Directory organisation

bin - The programs
check - Regression tests
crawler - Crawler library (parser, crawl logic)
doc - Texinfo documentation
hooks - Interfaces to inverted index libraries
man - Manual pages
tools - General purpose libraries

Crawler library organisation

cookies.cc - Handling of HTTP cookies
crawl.cc - Driving logic for crawl
dirsel.cc - Find out if a URL match according to Allow or Disallow
	    specifications of robots.txt
ftp.cc - FTP protocol driver
html.cc - Bind the html parser with the crawl logic
html_content.lxx - Parse the textual information of a HTML file
html_href.lxx - Parse the links from a HTML file
html_parser.c - Generic templates for html_content.lxx and html_href.lxx
http.cc - HTTP protocol driver
mime.cc - MIME types handling and mapping to/from extensions
robots.cc - Robot exclusion protocol implementation
robots_parser.lxx - Parser for robots.txt files
sqlutil.cc - Utility functions for MySQL
webbase.cc - Internal/External translation of start/url2start/url SQL tables
webbase_url.cc - Additional Internal/External translation of url SQL table
webbase_create.cc - Schema of the SQL database
webtools.cc - TCP/IP library wrapper implementing timeout and I/O callbacks

Crawler library conventions

Most files implement a kind of object oriented object and the sources
have a similar structure.

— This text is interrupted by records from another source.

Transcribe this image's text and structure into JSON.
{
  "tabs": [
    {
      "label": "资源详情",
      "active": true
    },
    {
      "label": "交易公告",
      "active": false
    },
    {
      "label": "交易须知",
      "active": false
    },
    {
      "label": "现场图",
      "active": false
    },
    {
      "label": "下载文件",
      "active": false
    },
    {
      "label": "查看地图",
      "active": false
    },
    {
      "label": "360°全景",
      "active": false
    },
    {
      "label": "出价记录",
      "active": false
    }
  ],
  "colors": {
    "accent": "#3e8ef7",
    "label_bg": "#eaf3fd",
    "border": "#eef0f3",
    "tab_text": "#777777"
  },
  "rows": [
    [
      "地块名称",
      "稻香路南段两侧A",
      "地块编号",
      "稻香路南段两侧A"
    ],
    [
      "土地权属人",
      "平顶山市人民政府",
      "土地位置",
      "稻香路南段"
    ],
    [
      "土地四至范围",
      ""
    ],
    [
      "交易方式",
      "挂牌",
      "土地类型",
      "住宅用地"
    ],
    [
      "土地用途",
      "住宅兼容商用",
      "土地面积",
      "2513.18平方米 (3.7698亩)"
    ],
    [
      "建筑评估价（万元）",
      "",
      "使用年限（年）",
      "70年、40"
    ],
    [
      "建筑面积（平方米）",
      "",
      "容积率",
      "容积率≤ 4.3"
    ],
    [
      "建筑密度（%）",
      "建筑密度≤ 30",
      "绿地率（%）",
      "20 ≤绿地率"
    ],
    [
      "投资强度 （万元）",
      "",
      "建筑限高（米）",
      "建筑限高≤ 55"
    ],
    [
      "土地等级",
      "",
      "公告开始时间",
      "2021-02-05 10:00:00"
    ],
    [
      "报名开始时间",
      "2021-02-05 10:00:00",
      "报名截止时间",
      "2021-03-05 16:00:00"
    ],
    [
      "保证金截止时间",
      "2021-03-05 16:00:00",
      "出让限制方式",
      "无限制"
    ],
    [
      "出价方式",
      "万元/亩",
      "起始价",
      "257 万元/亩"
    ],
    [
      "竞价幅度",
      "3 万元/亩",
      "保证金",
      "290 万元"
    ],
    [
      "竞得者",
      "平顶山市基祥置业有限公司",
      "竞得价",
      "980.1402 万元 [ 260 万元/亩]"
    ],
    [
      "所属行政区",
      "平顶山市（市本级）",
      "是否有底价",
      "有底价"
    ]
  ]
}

Here is the framework:

In the header (cookies.h for instance)

//
// A structure that holds all the information (would by a class in 
// C++) The type name of the structure must be <file>_t, if possible.
//
typedef struct cookies {
  //
  // This is mandatory to remember the options
  //
  hash_t* options;

  cookies_entry_t current;
  ...
} cookies_t;

//
// External functions declarations (all prefixed by <file>_ to avoid
// any name class, all lowercase separated with _.
//
struct option* cookies_options(struct option options[]);
//
// Mandatory
//
void cookies_free(cookies_t* params);

In the C file (cookies.cc for instance)

//
// Mandatory
//
#ifdef HAVE_CONFIG_H
#include "config.h"
#endif /* HAVE_CONFIG_H */

//
// System includes
//
#include <stdio.h>
...

//
// webbase includes
//
#include <hash.h>
...

static int verbose = 0;

//
// For the semantic of this structure see GNU getopt(3) 
//
static struct option long_options[] =
{
  /*- Verbose cookies handling */
  {"verbose_cookies", 0, &verbose, 1},
	....
  //
  // *_OPTIONS must be defined in the cookies.h file to a value
  // not used by any other file.
  //
  {0, 0, 0, COOKIES_OPTIONS}
};

//
// Static functions declarations
//
static cookies_entry_t* cookies_parse(cookies_t* cookies, uri_t* url_object, char* cookie);
...
//
// Mandatory
//
static cookies_t* params_alloc();


//
// Return the options for this file. Will be used by getopt_merge (from
// tools directory)
//
struct option* cookies_options(struct option [])
{
  return long_options;
}

//
// Allocate an object according to the arguments given.
//
cookies_t* cookies_alloc(int argc, char** argv, struct option options[])
{
  cookies_t* params = params_alloc();
  //
  // The structure of the functions is similar for every object 
  // and must be modeled after an existing one. 
  // 
  //
}

void cookies_free(cookies_t* params)
{
  //
  // Free all the resources used by params, including params itself
  //
}

static cookies_t* params_alloc()
{
  // 
  // Allocate a cookies_t object and set it to empty
  // the cookies_alloc will fill it according to options
  //
}